И поэтому я начал писать письмо отцу, урывками его дополняя все четыре беспорядочных года, что провел в колледже. Предполагалось, что письмо он найдет после моей смерти, и цель первоначально сводилась к тому, чтобы оповестить его о том, что мне сказал доктор Джон Фрисби, обследовав сердце. Однако эта цель, хотя я не упускал ее из виду, вскоре оказалась подчинена другой, более сложной: я стал всматриваться в самого себя, стараясь понять, отчего между мною и отцом нет полного понимания. Я тщательно воссоздавал в памяти и обдумывал всю свою жизнь, отбирая из нее те эпизоды, о которых надо сказать в письме, а другие отбрасывая. Не меньше месяца ушло у меня на то, что я пытался объяснить отцу, отчего так и не достроил лодку, стоявшую у нас на дворе. Более года потребовалось на выяснение, что меня побуждало к слезливому братанию с сержантом-немцем (понимание между нами, какая жалость, оказалось тоже неполным), а также что в моей жизни значил некий звук вроде легкого хлопка. Само собой, возился я с этим письмом лишь от случая к случаю, и за месяц выходило примерно двадцать листов заметок да страничка текста - редко больше. Ко времени, когда я очутился в Школе права, письмо разрослось страниц до пятидесяти или около того, а заметки я сложил во внушительного вида папку. Я, подавляя стыд, не умолчал и о Бетти Джун Гантер, хотя теперь-то вижу, что те ранние попытки объяснить нашу с нею связь были мелковаты. С особым усердием трудился я над письмом с 1925 года по 27-й, в первые свои добродетельные годы.

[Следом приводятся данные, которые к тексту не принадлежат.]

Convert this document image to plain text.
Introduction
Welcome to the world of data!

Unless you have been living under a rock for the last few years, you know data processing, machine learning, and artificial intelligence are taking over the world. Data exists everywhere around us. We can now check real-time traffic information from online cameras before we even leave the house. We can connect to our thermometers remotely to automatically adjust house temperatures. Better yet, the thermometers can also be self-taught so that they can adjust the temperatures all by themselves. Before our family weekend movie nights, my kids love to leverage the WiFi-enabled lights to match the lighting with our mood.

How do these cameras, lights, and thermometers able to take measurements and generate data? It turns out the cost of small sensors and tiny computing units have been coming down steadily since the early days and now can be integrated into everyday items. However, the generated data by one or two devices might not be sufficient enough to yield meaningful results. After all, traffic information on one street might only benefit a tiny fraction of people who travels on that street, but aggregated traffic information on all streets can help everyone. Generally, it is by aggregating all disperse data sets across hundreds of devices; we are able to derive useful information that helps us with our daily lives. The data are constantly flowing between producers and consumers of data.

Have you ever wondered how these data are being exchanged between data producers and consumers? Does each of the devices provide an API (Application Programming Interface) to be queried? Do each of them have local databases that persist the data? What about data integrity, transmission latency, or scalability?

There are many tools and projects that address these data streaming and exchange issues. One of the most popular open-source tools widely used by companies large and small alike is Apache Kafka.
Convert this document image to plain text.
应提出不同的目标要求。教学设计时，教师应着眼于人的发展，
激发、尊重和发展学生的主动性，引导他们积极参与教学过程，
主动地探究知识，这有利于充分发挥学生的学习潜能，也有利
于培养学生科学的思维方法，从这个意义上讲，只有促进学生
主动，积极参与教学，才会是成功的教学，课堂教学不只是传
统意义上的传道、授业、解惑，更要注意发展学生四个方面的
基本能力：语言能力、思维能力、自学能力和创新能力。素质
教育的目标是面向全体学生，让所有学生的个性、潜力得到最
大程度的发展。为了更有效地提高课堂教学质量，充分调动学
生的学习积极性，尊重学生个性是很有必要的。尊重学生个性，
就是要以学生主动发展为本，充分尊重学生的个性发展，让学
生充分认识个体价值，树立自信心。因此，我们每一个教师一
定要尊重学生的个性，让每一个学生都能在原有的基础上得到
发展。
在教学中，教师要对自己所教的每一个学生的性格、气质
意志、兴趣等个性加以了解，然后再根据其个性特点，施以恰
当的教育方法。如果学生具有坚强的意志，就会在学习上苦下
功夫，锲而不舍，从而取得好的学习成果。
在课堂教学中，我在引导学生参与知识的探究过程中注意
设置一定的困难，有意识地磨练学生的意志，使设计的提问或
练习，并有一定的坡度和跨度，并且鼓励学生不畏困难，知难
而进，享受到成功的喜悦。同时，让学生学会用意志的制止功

В 27-м я начал практиковать в Кембридже, а письмо с заметками убрал в чемодан. Я съехался с отцом и, к огромному для себя облегчению, почувствовал - или мне показалось, что почувствовал, - что мы с ним стали близки, как никогда прежде. Он временами по-прежнему ворчал, а то впадал в болтливость, но у меня появилось чувство, что хоть в чем-то начинаю его понимать; во всяком случае, появилась надежда, что понимание между нами уже не такое неполное, и, проникшись этой надеждой, я бросил свое письмо. Видите ли, я всегда считал, что понимание остается неполным по моей вине, и мне подумалось: вот повзрослею (хотя мне и в ту пору было уже двадцать семь) - и все трудности между нами исчезнут.
Но отец повесился, и день за днем я, напрягая память, так что какой-то раскаленный шар начинал перед глазами раскачиваться, все равно ничего не отыскивал такого, что могло бы послужить объяснением. Тогда я понял, что с 20-го года напрасно трачу силы на задачу невыполнимую, ведь, чтобы понять, отчего понимание неполное, надо совершенно точно себе представлять, что за люди те, между кем оно должно бы стать полным, а я пытаюсь понять лишь одного себя. Когда я переезжал в отель "Дорсет", выплыли на свет письмо и заметки, - письмо я положил себе на стол, заметки сунул в пустой кофр (ящики из-под персиков пошли в дело позже) и снова принялся за свое послание. Мне сразу стало понятно, что теперь надо приступить к расследованию обстоятельств жизни отца, чтобы выяснилась его роль в неполноте понимания между нами, а вместе с тем я ощутил и необходимость особого, специального расследования обстоятельств, сопутствовавших его смерти, поскольку такое расследование позволит как-то выстроить все остальное (ведь, не объяснив самоубийства, нельзя объяснить ничего), а также, возможно, отыскать некий ключ (ибо, если мне удастся постичь тайну его смерти, вся проблема, глядишь, получит какое-то решение). Так вот были начаты оба свода моих "Размышлений", хотя с ними не прекратилась работа ни над письмом, ни над заметками о мне самом.